Dans ces conditions, au regard de l’utilité de la mesure sollicitée et de l’urgence qui résulte du maintien de l’intéressé en situation irrégulière sur le territoire, il y a lieu d’enjoindre à la préfète de l'Isère de lui délivrer une attestation de prolongation d’instruction, dans un délai de cinq jours à compter de la notification de la présente ordonnance, cette mesure ne faisant obstacle à l’exécution d’aucune décision. Dans les circonstances de l’espèce, il n’y a pas lieu d’assortir cette injonction d’une astreinte.

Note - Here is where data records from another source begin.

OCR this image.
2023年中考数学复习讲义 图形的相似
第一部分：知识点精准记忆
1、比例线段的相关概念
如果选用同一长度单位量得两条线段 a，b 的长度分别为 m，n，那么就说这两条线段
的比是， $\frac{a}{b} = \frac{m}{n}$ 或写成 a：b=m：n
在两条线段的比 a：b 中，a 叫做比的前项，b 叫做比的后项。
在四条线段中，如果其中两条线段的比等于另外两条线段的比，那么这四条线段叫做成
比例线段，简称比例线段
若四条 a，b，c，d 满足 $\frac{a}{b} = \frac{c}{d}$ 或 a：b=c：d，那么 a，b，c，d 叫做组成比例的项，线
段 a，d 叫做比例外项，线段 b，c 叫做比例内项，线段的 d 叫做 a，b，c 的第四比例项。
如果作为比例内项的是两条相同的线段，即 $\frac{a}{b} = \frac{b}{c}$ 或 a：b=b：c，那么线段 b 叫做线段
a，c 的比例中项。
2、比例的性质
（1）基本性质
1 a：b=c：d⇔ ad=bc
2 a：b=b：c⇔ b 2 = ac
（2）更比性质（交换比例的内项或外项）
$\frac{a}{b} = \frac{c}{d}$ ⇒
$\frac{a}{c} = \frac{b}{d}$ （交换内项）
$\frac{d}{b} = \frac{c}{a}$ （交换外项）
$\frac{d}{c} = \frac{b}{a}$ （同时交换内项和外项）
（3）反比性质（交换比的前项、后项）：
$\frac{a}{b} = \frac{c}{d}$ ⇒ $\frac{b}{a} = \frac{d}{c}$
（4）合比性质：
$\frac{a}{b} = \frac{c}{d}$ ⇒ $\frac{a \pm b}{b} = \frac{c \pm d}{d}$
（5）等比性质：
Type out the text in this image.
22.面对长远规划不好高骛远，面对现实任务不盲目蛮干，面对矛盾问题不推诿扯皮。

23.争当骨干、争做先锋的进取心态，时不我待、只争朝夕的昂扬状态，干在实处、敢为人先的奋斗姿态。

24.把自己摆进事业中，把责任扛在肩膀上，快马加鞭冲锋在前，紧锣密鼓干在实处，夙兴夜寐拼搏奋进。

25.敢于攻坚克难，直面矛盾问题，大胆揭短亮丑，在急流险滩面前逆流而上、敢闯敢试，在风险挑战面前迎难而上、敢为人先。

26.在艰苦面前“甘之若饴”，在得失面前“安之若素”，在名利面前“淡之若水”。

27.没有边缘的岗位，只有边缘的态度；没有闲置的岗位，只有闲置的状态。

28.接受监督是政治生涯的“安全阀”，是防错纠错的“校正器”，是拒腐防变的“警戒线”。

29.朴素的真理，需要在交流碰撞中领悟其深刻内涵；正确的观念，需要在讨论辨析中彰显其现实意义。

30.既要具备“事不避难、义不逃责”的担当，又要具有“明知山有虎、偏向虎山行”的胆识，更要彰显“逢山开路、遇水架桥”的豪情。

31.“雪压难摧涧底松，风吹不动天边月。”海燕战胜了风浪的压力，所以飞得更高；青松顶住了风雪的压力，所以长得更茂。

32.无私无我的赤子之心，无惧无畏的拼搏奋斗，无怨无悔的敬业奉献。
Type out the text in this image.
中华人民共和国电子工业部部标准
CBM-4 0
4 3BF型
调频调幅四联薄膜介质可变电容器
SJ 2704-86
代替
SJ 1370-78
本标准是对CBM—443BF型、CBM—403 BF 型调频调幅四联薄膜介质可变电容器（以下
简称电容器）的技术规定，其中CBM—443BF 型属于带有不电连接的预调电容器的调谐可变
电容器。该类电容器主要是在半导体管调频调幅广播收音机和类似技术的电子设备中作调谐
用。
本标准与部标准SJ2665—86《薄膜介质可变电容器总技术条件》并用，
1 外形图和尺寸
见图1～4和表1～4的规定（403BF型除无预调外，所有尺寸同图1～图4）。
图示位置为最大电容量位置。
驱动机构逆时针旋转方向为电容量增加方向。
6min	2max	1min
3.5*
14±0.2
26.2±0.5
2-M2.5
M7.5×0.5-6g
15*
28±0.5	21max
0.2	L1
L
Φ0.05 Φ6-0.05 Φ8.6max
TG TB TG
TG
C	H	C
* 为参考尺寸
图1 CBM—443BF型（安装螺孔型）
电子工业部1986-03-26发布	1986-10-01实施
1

Il y a lieu, dans les circonstances de l’espèce, de mettre à la charge de l’Etat, le versement à M. A... de la somme de 800 euros au titre des dispositions de l’article L. 761-1 du code de justice administrative.




O R D O N N E :

Article 1er : Il est enjoint à la préfète de l'Isère de délivrer à M. A... une attestation de prolongation d’instruction dans un délai de cinq jours à compter de la notification de la présente ordonnance.

Article 2 : L’Etat versera à M. A... une somme de 800 euros en application des dispositions de l'article L. 761-1 du code de justice administrative.

Article 3 : Le surplus des conclusions de la requête est rejeté.

Article 4 : La présente ordonnance sera notifiée à M. C... A... et au ministre de l’intérieur.

Copie en sera adressée à la préfète de l’Isère.


Fait à Grenoble, le 26 novembre 2025.


La juge des référés,



M. B...



La République mande et ordonne au ministre de l’intérieur en ce qui le concerne et à tous commissaires de justice à ce requis en ce qui concerne les voies de droit commun contre les parties privées, de pourvoir à l’exécution de la présente décision.